When I read A Stitch in Time, I fell absolutely in love with this series/world. Technically, both of these books are 100% standalone. This is a case of a series stepping sideways to a new character, rather than continuing a story arc. This was a great story, and proves that my first experience with Armstrong wasn’t a fluke. Did I like it as much? Not quite, even though tbh I listened to the audiobook twice in a row because I wanted the double-experience. The enjoyment-difference between the two were slim, though, and I think A Stitch in Time edged this one out purely because I like the narrator more. (The narrator, as in the story’s narrator, Bronwyn, rather than the audio’s narrator, though that’s also true. I’ll get to that later.) There were also slightly fewer paranormal elements to this one, so that it read mostly as historical fiction and mystery, as well as fewer spicy romance parts.
All that added up to me enjoying the first book a bit more, but I still loved this one.
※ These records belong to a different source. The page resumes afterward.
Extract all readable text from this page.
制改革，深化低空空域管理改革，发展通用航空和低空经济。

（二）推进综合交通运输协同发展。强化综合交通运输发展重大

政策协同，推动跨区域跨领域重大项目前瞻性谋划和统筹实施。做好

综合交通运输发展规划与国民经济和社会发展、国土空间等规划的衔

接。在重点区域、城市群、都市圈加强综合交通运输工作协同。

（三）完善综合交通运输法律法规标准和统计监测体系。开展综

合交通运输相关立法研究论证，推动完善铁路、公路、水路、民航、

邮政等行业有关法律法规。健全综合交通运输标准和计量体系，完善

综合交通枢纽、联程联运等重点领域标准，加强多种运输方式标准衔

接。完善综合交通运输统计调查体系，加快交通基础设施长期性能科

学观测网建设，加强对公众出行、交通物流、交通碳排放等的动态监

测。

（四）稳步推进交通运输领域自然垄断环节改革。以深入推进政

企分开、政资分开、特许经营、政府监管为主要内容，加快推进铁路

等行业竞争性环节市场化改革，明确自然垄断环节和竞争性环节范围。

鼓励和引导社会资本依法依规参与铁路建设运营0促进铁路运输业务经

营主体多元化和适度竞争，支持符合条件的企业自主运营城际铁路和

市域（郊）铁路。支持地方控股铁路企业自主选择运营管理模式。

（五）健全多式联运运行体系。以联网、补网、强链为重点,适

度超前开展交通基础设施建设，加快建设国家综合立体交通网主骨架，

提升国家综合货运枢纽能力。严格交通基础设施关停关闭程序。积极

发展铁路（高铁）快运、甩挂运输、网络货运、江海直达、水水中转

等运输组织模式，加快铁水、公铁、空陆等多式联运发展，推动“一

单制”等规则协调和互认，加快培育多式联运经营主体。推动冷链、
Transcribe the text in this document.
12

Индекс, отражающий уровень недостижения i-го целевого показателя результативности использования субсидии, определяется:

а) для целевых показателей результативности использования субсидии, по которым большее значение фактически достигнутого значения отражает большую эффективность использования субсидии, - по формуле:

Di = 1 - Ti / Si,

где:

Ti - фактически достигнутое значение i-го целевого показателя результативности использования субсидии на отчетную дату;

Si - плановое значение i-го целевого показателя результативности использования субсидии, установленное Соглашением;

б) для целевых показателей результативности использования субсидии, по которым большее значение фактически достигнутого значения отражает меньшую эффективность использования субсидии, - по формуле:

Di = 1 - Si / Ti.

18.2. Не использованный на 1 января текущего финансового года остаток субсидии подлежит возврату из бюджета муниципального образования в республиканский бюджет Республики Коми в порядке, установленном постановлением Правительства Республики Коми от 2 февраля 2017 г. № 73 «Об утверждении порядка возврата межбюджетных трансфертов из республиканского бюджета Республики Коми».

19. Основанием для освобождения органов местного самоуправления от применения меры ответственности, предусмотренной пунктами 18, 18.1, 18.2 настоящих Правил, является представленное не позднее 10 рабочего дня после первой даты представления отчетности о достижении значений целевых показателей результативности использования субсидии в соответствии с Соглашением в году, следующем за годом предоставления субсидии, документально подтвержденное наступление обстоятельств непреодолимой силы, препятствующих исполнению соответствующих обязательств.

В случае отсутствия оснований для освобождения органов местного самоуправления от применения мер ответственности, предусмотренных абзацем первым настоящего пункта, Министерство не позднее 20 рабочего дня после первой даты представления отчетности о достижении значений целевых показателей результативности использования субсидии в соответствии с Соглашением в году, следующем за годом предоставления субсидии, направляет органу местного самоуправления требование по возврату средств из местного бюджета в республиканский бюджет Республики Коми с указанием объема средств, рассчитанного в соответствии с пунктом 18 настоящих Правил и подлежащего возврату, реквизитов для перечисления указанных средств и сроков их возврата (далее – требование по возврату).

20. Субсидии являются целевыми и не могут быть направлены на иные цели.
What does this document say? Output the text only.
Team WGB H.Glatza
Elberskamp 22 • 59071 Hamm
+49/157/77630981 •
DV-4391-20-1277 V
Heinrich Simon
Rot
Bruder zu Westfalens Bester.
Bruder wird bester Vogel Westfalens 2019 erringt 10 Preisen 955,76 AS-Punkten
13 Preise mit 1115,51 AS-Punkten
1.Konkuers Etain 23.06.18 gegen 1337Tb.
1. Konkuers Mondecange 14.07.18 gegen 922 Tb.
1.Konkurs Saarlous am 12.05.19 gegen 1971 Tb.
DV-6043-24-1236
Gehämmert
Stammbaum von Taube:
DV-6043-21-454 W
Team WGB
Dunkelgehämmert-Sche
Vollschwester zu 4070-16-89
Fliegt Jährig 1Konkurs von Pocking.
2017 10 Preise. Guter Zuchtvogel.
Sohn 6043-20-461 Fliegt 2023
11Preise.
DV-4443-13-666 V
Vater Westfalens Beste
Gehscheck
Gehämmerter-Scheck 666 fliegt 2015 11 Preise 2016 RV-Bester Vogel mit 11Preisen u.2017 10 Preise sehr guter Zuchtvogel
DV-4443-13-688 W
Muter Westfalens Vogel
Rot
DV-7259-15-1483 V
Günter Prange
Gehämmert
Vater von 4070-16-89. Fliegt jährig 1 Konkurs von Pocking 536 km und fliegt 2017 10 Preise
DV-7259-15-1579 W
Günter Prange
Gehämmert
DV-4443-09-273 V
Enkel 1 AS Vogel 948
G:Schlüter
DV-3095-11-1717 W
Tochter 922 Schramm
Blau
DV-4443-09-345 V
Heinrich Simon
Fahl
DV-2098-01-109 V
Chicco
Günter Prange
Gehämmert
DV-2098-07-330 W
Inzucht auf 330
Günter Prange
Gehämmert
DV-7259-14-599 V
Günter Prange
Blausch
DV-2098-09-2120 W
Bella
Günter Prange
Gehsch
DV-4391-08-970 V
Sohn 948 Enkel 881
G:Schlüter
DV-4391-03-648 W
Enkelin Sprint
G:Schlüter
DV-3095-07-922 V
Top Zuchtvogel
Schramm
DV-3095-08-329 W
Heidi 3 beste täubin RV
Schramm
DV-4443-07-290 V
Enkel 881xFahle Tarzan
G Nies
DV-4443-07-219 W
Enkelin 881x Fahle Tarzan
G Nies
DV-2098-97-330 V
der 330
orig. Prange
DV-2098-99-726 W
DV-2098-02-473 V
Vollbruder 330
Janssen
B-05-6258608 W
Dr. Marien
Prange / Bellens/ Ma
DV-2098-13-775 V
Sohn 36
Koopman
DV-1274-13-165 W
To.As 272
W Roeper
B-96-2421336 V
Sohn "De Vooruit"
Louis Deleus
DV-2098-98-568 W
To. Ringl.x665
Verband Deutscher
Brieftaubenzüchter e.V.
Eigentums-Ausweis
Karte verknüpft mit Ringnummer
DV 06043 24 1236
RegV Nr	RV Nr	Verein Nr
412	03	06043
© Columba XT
I loved seeing how Rosalind’s character evolved through living four years in the modern world, loved seeing August (her husband) again after his role as a side character in the first book, and of course loved the glimpses of Bronwyn’s and William’s lives in the years that followed the first book. It makes me want to go back to read the first one again, to see if I can catch glimpses or hints from this book, as the early portion of the book overlaps to a certain degree.
Anyway, I don’t really have anything in-depth to say about these books. They weave together several genres that I love, with a critical eye toward sexism, racism, and classism. Plus all the cats. I mean, it really doesn’t get better for me.
Performance: This book was read by Gemma Dawson. It’s my first experience with Dawson, and I thought the narration was good within certain parameters. It was slower than I’m used to, so I had to speed the book up. The regular British characters were perfectly fine. I didn’t like Dawson’s child voice, especially for the two-year-old Amelia, and her “Canadian” accent for Bronwyn was frankly atrocious. It’s an accent often given to North Americans by British readers, and it doesn’t sound remotely like any North American accent – I can’t even place what it’s supposed to sound like. So yeah, I cringed every time Bronwyn spoke, the same way I’m sure people from other countries cringe when American audio narrators read non-North-American accents. However, Bronwyn wasn’t in the book often, nor was the two-year-old, so most of the book was well-narrated for me.